Le clan prétend descendre de la tribu Quraych et leur ancêtre serait Abdullah Aljawad bin Jaafar Altayar. Des indices les lient à la tribu arabe de Yashkur, une branche de Qays ʿAylān[2]. Les Shukria revendiquent leur origine d'un personnage du début du XVIIe siècle appelé Tuaym[3] ou de son fils Sha'a el Din walad Tuaym[2],[4]. Le nom de famille de la branche principale du clan est « Abu Sin », du nom d'« Awad el Kerim Abu Sin » (Père des Dents), se référant à ses grandes dents proéminentes. La ville de Gedaref, au centre du pays des Shukria, était autrefois connue sous le nom de Suk Abu Sin[5].

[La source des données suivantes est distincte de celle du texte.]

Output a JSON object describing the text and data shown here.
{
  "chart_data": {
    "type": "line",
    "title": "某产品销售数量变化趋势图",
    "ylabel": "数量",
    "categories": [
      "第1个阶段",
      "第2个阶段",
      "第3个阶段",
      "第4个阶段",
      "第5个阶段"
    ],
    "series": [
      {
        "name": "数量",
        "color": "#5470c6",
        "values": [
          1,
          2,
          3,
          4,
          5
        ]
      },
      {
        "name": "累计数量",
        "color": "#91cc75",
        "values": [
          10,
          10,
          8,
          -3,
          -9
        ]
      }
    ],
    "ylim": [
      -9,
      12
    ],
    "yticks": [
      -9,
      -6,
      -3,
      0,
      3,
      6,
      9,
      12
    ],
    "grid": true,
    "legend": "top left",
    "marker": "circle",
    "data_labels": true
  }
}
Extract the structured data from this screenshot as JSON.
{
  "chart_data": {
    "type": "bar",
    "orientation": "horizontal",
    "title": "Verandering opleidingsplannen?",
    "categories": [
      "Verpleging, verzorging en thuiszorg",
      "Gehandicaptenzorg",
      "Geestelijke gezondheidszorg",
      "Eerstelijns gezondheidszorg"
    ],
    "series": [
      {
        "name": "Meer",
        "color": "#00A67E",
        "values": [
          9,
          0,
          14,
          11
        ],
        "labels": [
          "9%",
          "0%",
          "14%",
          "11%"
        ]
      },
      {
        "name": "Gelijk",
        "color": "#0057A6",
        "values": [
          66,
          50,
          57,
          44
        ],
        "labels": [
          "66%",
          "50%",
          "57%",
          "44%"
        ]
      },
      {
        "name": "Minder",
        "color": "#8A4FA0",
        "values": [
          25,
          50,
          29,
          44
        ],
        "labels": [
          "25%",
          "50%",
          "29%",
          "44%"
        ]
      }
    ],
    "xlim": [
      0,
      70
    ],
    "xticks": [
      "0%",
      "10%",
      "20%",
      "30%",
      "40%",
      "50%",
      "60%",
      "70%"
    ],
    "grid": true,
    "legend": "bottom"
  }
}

Les principales branches du clan Shukriya sont les Nailab (dont les Abu Sin, descendants de Nail, fils de Sha'a el Din) ; le Nurab (descendant de Nur, frère de Sha'a el Din) ; le Galahib (descendant de Gilhayb, l'arrière-grand-père de Sha'a el Din) ; les Kadurab, Adlanab, Hasanab, (descendants d'Awad el Kerim mais séparés des Abu Sin) et divers clans ne descendant pas de Sha'a el Din , les Aishab, Shadarna, Mihaydat, Ritamat, Ofasa, Nizawin et Noaima[2].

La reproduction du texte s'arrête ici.